Pyromaniacs: Don’t Tease Your Readers and Call It Serious Discussion

I’m not sure what to make of Thursday’s post by Dan Phillips at Team Pyro.   On the surface of it, it looks like a major concession for a conservative reformer to make:  “Women Must Preach in Church.”  (The use of must is probably the giveaway.)

But the (entire) text of the post says, “…on one occasion.”   And guess what, gang?  Despite the timing, he ain’t talkin’ Mother’s Day.

The text is also a link which takes you to:

For as often as you eat this bread and drink the cup, you proclaim the Lord’s death until he comes.  ~ I Cor 11: 26 ESV

(Well c’mon… if you know anything about that blog, you know it’s gonna be ESV)

So immediately, readers take the bait.

So then, after a bit of discussion about the role of women in the church, he reins it in:

OK, an ANNOUNCEMENT. I’d like to take this back to the topic of the post: the proclamation that is the Lord’s Supper.

I’m going to be pretty firm on this. My one regret about the last meta was not enforcing my call, after the first comment, to get back to the topic.

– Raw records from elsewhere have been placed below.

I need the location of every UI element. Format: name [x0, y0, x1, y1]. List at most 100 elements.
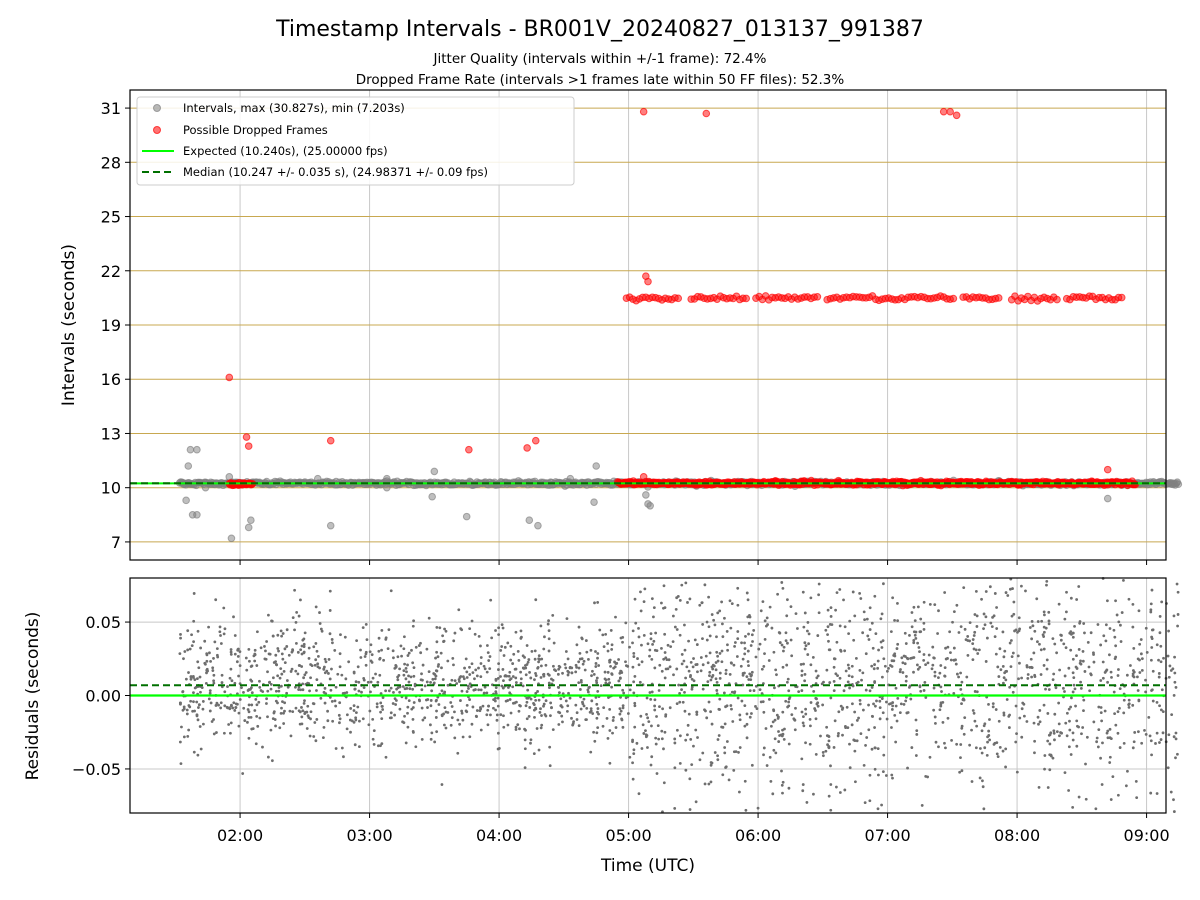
residual-point — [729, 704, 733, 707]
residual-point — [763, 638, 767, 641]
residual-point — [1097, 728, 1101, 732]
residual-point — [1075, 744, 1079, 748]
residual-point — [851, 590, 855, 594]
residual-point — [266, 689, 270, 693]
residual-point — [440, 713, 444, 717]
residual-point — [544, 699, 548, 703]
residual-point — [1018, 716, 1022, 720]
residual-point — [631, 777, 635, 781]
residual-point — [1086, 640, 1090, 644]
residual-point — [254, 742, 258, 746]
residual-point — [644, 729, 647, 733]
residual-point — [479, 662, 483, 665]
interval-point — [313, 474, 322, 483]
residual-point — [306, 704, 310, 708]
residual-point — [633, 701, 637, 705]
residual-point — [723, 616, 726, 620]
residual-point — [417, 644, 421, 647]
residual-point — [548, 745, 552, 749]
residual-point — [412, 666, 416, 670]
residual-point — [321, 736, 325, 740]
residual-point — [534, 674, 538, 678]
residual-point — [534, 707, 538, 711]
residual-point — [307, 656, 311, 660]
residual-point — [807, 642, 811, 646]
residual-point — [506, 699, 510, 702]
residual-point — [707, 595, 711, 599]
residual-point — [266, 670, 269, 674]
residual-point — [730, 707, 733, 711]
residual-point — [1167, 733, 1171, 737]
residual-point — [479, 644, 482, 648]
residual-point — [1131, 625, 1135, 629]
residual-point — [834, 672, 838, 676]
residual-point — [548, 686, 551, 690]
residual-point — [338, 665, 342, 669]
residual-point — [590, 699, 594, 703]
residual-point — [326, 709, 329, 713]
residual-point — [936, 632, 939, 635]
residual-point — [238, 650, 242, 654]
residual-point — [858, 702, 862, 706]
residual-point — [192, 592, 196, 595]
residual-point — [602, 645, 606, 649]
residual-point — [838, 791, 842, 794]
residual-point — [233, 652, 237, 656]
residual-point — [720, 649, 724, 653]
residual-point — [249, 678, 253, 682]
residual-point — [1068, 728, 1072, 732]
residual-point — [808, 717, 812, 721]
residual-point — [891, 776, 894, 780]
residual-point — [743, 641, 746, 645]
residual-point — [732, 750, 736, 754]
residual-point — [1176, 590, 1180, 594]
residual-point — [1077, 725, 1080, 729]
residual-point — [1155, 701, 1159, 704]
residual-point — [323, 671, 327, 675]
residual-point — [525, 700, 529, 704]
residual-point — [732, 768, 736, 772]
residual-point — [973, 719, 977, 723]
residual-point — [686, 723, 690, 727]
residual-point — [421, 678, 424, 682]
residual-point — [1100, 783, 1104, 786]
residual-point — [1161, 710, 1165, 714]
residual-point — [196, 660, 200, 664]
residual-point — [309, 717, 312, 721]
residual-point — [403, 687, 407, 691]
residual-point — [741, 657, 745, 661]
residual-point — [577, 681, 581, 685]
residual-point — [1074, 665, 1078, 669]
residual-point — [626, 712, 630, 715]
residual-point — [838, 588, 842, 591]
residual-point — [269, 687, 273, 691]
residual-point — [323, 686, 327, 690]
residual-point — [544, 714, 548, 718]
residual-point — [1150, 628, 1154, 632]
residual-point — [380, 717, 384, 721]
residual-point — [494, 677, 498, 681]
residual-point — [633, 725, 637, 729]
residual-point — [582, 704, 586, 708]
x-tick-label: 06:00 — [735, 826, 781, 845]
residual-point — [808, 742, 812, 746]
residual-point — [716, 738, 720, 741]
residual-point — [923, 680, 927, 684]
residual-point — [743, 647, 747, 650]
residual-point — [267, 652, 271, 656]
residual-point — [283, 701, 287, 705]
residual-point — [563, 662, 567, 666]
residual-point — [801, 721, 805, 725]
residual-point — [578, 651, 582, 655]
residual-point — [209, 659, 212, 663]
residual-point — [913, 633, 917, 637]
residual-point — [535, 727, 539, 730]
residual-point — [966, 653, 970, 657]
residual-point — [800, 757, 804, 761]
residual-point — [880, 646, 884, 649]
residual-point — [1030, 637, 1034, 641]
residual-point — [1159, 644, 1163, 648]
residual-point — [552, 641, 556, 645]
residual-point — [320, 629, 324, 633]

So let’s stick with the topic.

So finally on topic, there’s some good discussion about this that you can read for yourself.  For those who don’t it’s basically about whether or not what some of us call “communion” is an act of worship or an act of proclamation or testimony.   And if it’s what others call “the Lord’s Supper” is a form of proclamation, who are we proclaiming it to?  (Especially when in some quarters this is often a separate, closed service only attended by believers in the first place.)

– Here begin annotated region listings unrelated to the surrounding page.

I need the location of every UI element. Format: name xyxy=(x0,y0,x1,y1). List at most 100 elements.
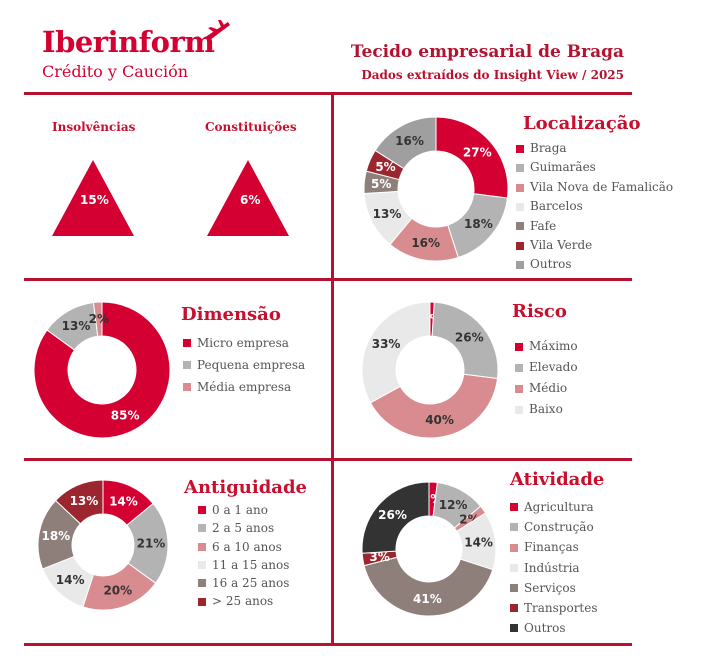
risco-legend-swatch xyxy=(515,405,523,414)
dimensao-legend-swatch xyxy=(183,339,191,347)
antiguidade-legend-swatch xyxy=(198,597,206,606)
localizacao-slice-outros xyxy=(374,116,437,170)
risco-slice-baixo xyxy=(361,301,431,404)
localizacao-legend-item-vila-verde: Vila Verde xyxy=(516,236,673,255)
antiguidade-legend-swatch xyxy=(198,506,206,515)
localizacao-slice-braga xyxy=(435,116,509,199)
localizacao-label-barcelos: 13% xyxy=(373,207,402,221)
kpi-insolvencias-triangle xyxy=(52,160,134,236)
kpi-constituicoes-triangle xyxy=(207,160,289,236)
legend-risco: Máximo Elevado Médio Baixo xyxy=(515,336,578,420)
kpi-insolvencias-label: Insolvências xyxy=(52,120,136,134)
kpi-insolvencias-value: 15% xyxy=(80,193,109,207)
dimensao-legend-label: Média empresa xyxy=(197,380,292,394)
antiguidade-legend-item-16-a-25-anos: 16 a 25 anos xyxy=(198,574,289,592)
localizacao-legend-item-barcelos: Barcelos xyxy=(516,197,673,216)
row-divider-2 xyxy=(24,458,632,461)
localizacao-legend-label: Fafe xyxy=(530,218,557,233)
dimensao-slice-media-empresa xyxy=(92,301,103,337)
atividade-legend-swatch xyxy=(510,543,518,552)
localizacao-legend-swatch xyxy=(516,241,524,250)
atividade-legend-label: Outros xyxy=(524,621,566,636)
dimensao-label-micro-empresa: 85% xyxy=(111,408,140,422)
localizacao-legend-item-outros: Outros xyxy=(516,255,673,274)
section-title-antiguidade: Antiguidade xyxy=(184,477,308,498)
atividade-legend-item-transportes: Transportes xyxy=(510,598,598,618)
legend-antiguidade: 0 a 1 ano 2 a 5 anos 6 a 10 anos 11 a 15 an… xyxy=(198,501,289,611)
atividade-label-servicos: 41% xyxy=(413,592,442,606)
antiguidade-legend-swatch xyxy=(198,579,206,588)
atividade-legend-swatch xyxy=(510,604,518,613)
atividade-legend-label: Serviços xyxy=(524,580,576,595)
risco-legend-item-elevado: Elevado xyxy=(515,357,578,378)
section-title-dimensao: Dimensão xyxy=(181,304,281,325)
localizacao-legend-swatch xyxy=(516,202,524,211)
risco-legend-label: Médio xyxy=(529,381,568,395)
atividade-legend-item-industria: Indústria xyxy=(510,558,598,578)
antiguidade-legend-item-2-a-5-anos: 2 a 5 anos xyxy=(198,519,289,537)
dimensao-slice-micro-empresa xyxy=(33,301,171,439)
antiguidade-legend-label: 11 a 15 anos xyxy=(212,557,290,572)
localizacao-label-guimaraes: 18% xyxy=(464,217,493,231)
antiguidade-legend-swatch xyxy=(198,542,206,551)
localizacao-legend-item-guimaraes: Guimarães xyxy=(516,158,673,177)
kpi-constituicoes-label: Constituições xyxy=(205,120,297,134)
dimensao-label-pequena-empresa: 13% xyxy=(62,319,91,333)
atividade-legend-label: Indústria xyxy=(524,560,580,575)
risco-legend-label: Elevado xyxy=(529,360,578,374)
risco-label-baixo: 33% xyxy=(372,337,401,351)
localizacao-label-braga: 27% xyxy=(463,146,492,160)
localizacao-legend-label: Vila Nova de Famalicão xyxy=(530,179,674,194)
localizacao-legend-label: Guimarães xyxy=(530,160,596,175)
atividade-legend-label: Agricultura xyxy=(524,500,594,514)
atividade-label-construcao: 12% xyxy=(439,498,468,512)
localizacao-legend-item-braga: Braga xyxy=(516,139,673,158)
atividade-legend-item-agricultura: Agricultura xyxy=(510,497,598,517)
risco-legend-label: Baixo xyxy=(529,402,563,416)
atividade-legend-item-construcao: Construção xyxy=(510,517,598,537)
section-title-atividade: Atividade xyxy=(510,469,605,490)
atividade-legend-swatch xyxy=(510,563,518,572)
atividade-slice-outros xyxy=(361,481,430,554)
column-divider xyxy=(331,94,334,644)
localizacao-legend-label: Braga xyxy=(530,141,567,155)
risco-legend-label: Máximo xyxy=(529,339,578,353)
antiguidade-legend-item-11-a-15-anos: 11 a 15 anos xyxy=(198,556,289,574)
antiguidade-slice-25-anos xyxy=(54,479,104,525)
localizacao-legend-label: Vila Verde xyxy=(530,238,593,253)
atividade-legend-item-outros: Outros xyxy=(510,618,598,638)
antiguidade-legend-label: 6 a 10 anos xyxy=(212,539,282,554)
localizacao-legend-swatch xyxy=(516,222,524,231)
antiguidade-legend-swatch xyxy=(198,561,206,570)
localizacao-label-fafe: 5% xyxy=(371,177,391,191)
dimensao-legend-swatch xyxy=(183,361,191,369)
localizacao-legend-swatch xyxy=(516,183,524,192)
atividade-legend-item-servicos: Serviços xyxy=(510,578,598,598)
localizacao-label-vila-verde: 5% xyxy=(375,160,395,174)
atividade-label-industria: 14% xyxy=(464,536,493,550)
legend-localizacao: Braga Guimarães Vila Nova de Famalicão Barc… xyxy=(516,139,673,275)
antiguidade-legend-label: 16 a 25 anos xyxy=(212,576,290,591)
atividade-legend-item-financas: Finanças xyxy=(510,537,598,557)
atividade-legend-label: Transportes xyxy=(524,601,598,616)
antiguidade-label-0-a-1-ano: 14% xyxy=(109,495,138,509)
row-divider-1 xyxy=(24,278,632,281)
antiguidade-legend-label: 0 a 1 ano xyxy=(212,503,268,517)
localizacao-legend-label: Outros xyxy=(530,257,572,272)
localizacao-legend-swatch xyxy=(516,261,524,270)
localizacao-legend-label: Barcelos xyxy=(530,199,583,214)
dimensao-label-media-empresa: 2% xyxy=(89,312,109,326)
kpi-constituicoes-value: 6% xyxy=(240,193,261,207)
antiguidade-legend-item-6-a-10-anos: 6 a 10 anos xyxy=(198,538,289,556)
dimensao-legend-item-pequena-empresa: Pequena empresa xyxy=(183,354,305,376)
logo-plane-icon xyxy=(204,20,230,40)
section-title-risco: Risco xyxy=(512,301,567,322)
risco-legend-item-medio: Médio xyxy=(515,378,578,399)
atividade-legend-swatch xyxy=(510,624,518,633)
atividade-slice-servicos xyxy=(363,556,494,617)
legend-atividade: Agricultura Construção Finanças Indústria Se… xyxy=(510,497,598,638)
risco-legend-item-maximo: Máximo xyxy=(515,336,578,357)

The problem here is that Pyromaniacs is widely read, and like I wrote a few days ago on the subject of prayer, every church’s — and every individual’s — understanding and expression of what yet others call “the Eucharist” is quite different.

So it’s a fair discussion on a worthwhile topic, and being good reformers, a few of the 160+ comments toss in the phrase, “the heart of the Gospel” just for good measure.

But I still say you shouldn’t bait your readers with what appears to be topic “A” when you really want to discuss topic “B.”

And don’t bring up topic “A” at all if you feel it just opens up a can of worms.   Because I think this time around, your readers thought topic “A” was equally worthy of discussion.